There is a wide variety of open source tools available for the analysis and visualization of networks. For Java, there is the well-known Java Universal Network/Graph (JUNG) framework, InfoViz, and GUESSS, among others. For R, there is the Social Network Analysis package. For python, the combination of NetworkX and matplotlib offers a powerful network analysis and visualization solution, which can be further extended through Orange a data mining suite with python bindings. However, these solutions are mainly focused on network lay outing and analysis, ignoring the geographical aspects. We have experimented with NetworkX, and the matlotlib.basemap toolkit. The basemap toolkit extents matplotlib by offering functionality for plotting data on 2d maps. It offers 23 different projections and comes with the GEOS library for data pertaining to country borders, shorelines, and rivers.

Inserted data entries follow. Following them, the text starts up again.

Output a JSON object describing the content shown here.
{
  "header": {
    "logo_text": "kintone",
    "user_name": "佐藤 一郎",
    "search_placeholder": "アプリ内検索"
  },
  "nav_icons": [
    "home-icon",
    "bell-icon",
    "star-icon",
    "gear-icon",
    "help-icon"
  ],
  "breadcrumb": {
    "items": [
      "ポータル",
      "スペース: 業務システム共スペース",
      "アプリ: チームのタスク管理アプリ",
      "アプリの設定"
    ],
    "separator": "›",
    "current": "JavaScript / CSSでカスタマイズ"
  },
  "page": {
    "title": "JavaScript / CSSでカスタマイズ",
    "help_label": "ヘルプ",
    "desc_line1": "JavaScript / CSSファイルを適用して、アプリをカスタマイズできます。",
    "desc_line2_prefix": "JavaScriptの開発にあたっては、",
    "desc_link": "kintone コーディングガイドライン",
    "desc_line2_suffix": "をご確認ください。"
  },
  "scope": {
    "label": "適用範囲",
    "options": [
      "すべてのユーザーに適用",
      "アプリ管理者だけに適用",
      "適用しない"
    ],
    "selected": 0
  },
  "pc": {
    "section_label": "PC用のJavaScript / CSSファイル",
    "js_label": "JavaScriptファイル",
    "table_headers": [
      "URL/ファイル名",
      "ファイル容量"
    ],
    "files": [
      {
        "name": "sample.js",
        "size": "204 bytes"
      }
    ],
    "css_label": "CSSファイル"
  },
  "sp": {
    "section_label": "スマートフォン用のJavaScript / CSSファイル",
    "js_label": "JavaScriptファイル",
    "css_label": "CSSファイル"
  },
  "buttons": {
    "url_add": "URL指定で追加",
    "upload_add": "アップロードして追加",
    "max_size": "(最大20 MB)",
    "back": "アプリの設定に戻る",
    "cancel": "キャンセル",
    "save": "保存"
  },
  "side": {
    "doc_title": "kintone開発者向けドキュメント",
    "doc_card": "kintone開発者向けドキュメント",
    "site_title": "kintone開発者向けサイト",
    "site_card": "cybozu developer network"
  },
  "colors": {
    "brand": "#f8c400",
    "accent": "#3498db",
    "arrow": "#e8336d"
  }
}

Moreover it can translate GPS coordinates to x-y coordinates in the figure, depending on the used projection. Another option is to use Google maps and transform the networks into Keyhole Markup Language (KML) files. KML is a file format for displaying geographic data in Google earth and Google maps. KML is an XML grammar and file format and can be used to store points, lines, images etc.. KML files can be generated directly from Python, by using pyKML, or through the Geospatial Data Abstraction Library (GDAL/OGR) and its python binding. This last option offers the possibility to transform geospatial network data not only to the KML format, but it can also be used to create files that can be used by a wide variety of vector and raster GIS. Three examples, drawn from European nanotechnology, and world science, are provided for illustrative purposes.
The examples differ according to their range of focus. The first example, world science, draws upon the country as the unit of analysis. The second example, European nanotechnology districts, looks less to networks and more towards regional density and knowledge agglomeration. The third and final example involves European collaboration networks, where organizations are the key nodes in the geographical network.